04 June 2007

Sock-er Contest

I just spent a week in Maine with my new nephew, who will be two weeks old tomorrow. The sock was very impressed with his beautiful feet (though it got a little worried, since it was already ripped out once for being too big, and these feet appeared to it to be very small indeed. I reassured it that it was indeed the perfect size for its intended recipient).

In honor of the baby, and of the general Sockapalooza spirit, and of hearing for the first time from my sock pal – I have a sock pal! I am sooo excited! – I am holding my very first contest. A skein (2 socks’ worth) of top-quality sock yarn is waiting for the person who can correctly answer my following sock-design-related question.

To pose the question, I have to go back a little into the history of my sock-pal sock. I initially tried to decide between horizontal and vertical stripes, and (as you can see) ended up opting for both: vertical stripes on the sole, horizontal stripes on the top.

I had to rip out my first attempt since due to knitter error it was miles too big.

Here’s how I set out on Attempt #2:

1. I am doing the sole in a slip-stitch pattern, while the horizontal stripes are plain stockinette. (I’m sure most of you know that the slip-stitch pattern for vertical pinstripes is K1, slip 1, K1, doing two rows in the round for each color – with color B, you slip the stitches you knit with color A, and knit the stitches you slipped.)
Since the vertical stripe slip-stitch pattern knits up much tighter than the horizontal pattern on the top of the foot, I threw in two extra rows of the slip-stitch on the sole alone (back and forth once in each color) every few stripes.

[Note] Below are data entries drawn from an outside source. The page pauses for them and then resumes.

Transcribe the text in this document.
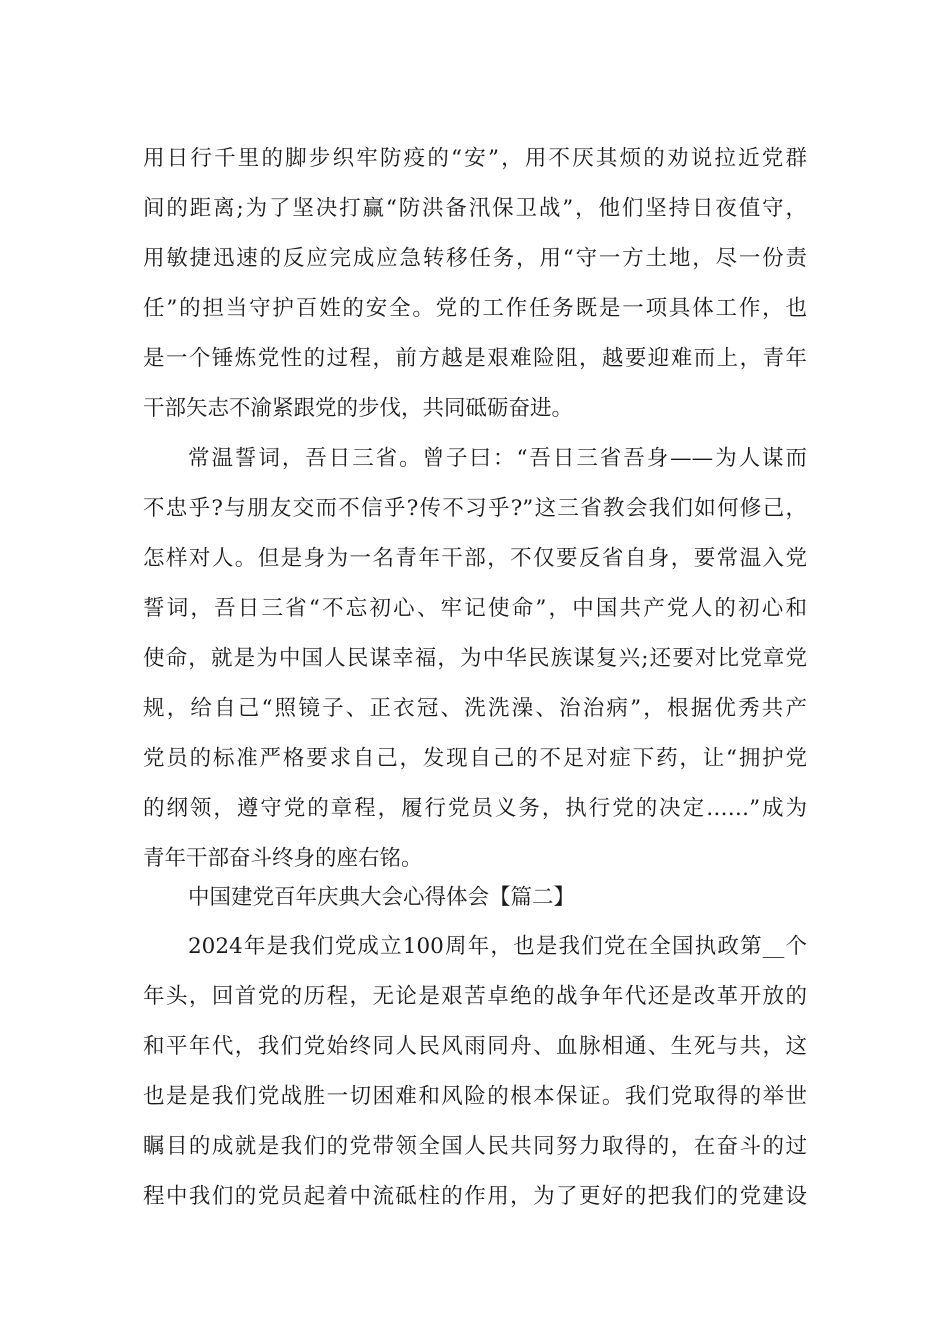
用日行千里的脚步织牢防疫的“安”，用不厌其烦的劝说拉近党群
间的距离;为了坚决打赢“防洪备汛保卫战”，他们坚持日夜值守，
用敏捷迅速的反应完成应急转移任务，用“守一方土地，尽一份责
任”的担当守护百姓的安全。党的工作任务既是一项具体工作，也
是一个锤炼党性的过程，前方越是艰难险阻，越要迎难而上，青年
干部矢志不渝紧跟党的步伐，共同砥砺奋进。
常温誓词，吾日三省。曾子曰：“吾日三省吾身——为人谋而
不忠乎?与朋友交而不信乎?传不习乎?”这三省教会我们如何修己，
怎样对人。但是身为一名青年干部，不仅要反省自身，要常温入党
誓词，吾日三省“不忘初心、牢记使命”，中国共产党人的初心和
使命，就是为中国人民谋幸福，为中华民族谋复兴;还要对比党章党
规，给自己“照镜子、正衣冠、洗洗澡、治治病”，根据优秀共产
党员的标准严格要求自己，发现自己的不足对症下药，让“拥护党
的纲领，遵守党的章程，履行党员义务，执行党的决定……”成为
青年干部奋斗终身的座右铭。
中国建党百年庆典大会心得体会【篇二】
2024年是我们党成立100周年，也是我们党在全国执政第__个
年头，回首党的历程，无论是艰苦卓绝的战争年代还是改革开放的
和平年代，我们党始终同人民风雨同舟、血脉相通、生死与共，这
也是是我们党战胜一切困难和风险的根本保证。我们党取得的举世
瞩目的成就是我们的党带领全国人民共同努力取得的，在奋斗的过
程中我们的党员起着中流砥柱的作用，为了更好的把我们的党建设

2. To deal with the switch from one color to another, which occurs in the middle of the vertical stripes on the sole, I decided, when the color changed, rather than K1A, slip 1B, K1A, etc., to do K1A, K1B, K1A, K1B: that is, stranded knitting rather than mosaic knitting for the four stitches immediately around the color change. This made a firmer join, and I already knew from swatching that there is no visual difference between K1, K1, K1 stranded knitting and K1, slip one mosaic knitting.

3. I got rid of my original idea for a diamond pattern on the top of the sock; in the smaller, svelter size it no longer seemed to need it.

After I had gotten about halfway up the foot of this sock, I had to rip the whole thing out again.

And here is my question:
Why did I have to rip it out?

All the information you need to answer is included in this post. In short, I should have known better – but the answer was only evident to me with hindsight (and with the faulty sock in my hand).

Send your answers to me at diva341 - at - mac - dot - com by noon on Saturday, June 9. If there is more than one correct answer, I will determine the winner by drawing a name out of a hat or some other appropriate container, like a knitting bag.

As for my sock: attempt number 3, I’m pleased to say, is just ducky. In fact, we’re up to the heel turn.

1 comment:

Designated Knitter said...

Well, I suspect that the problem arises from the fact that when you do the slip-knit striping, you are essentially doing the same row twice, therefore for every two rows, you get one row of growth. When you do stranded knitting, every two rows grows at a pace of two rows. Therefore, the stranded section was growing twice as fast as the slipped section, which would eventually get wonky.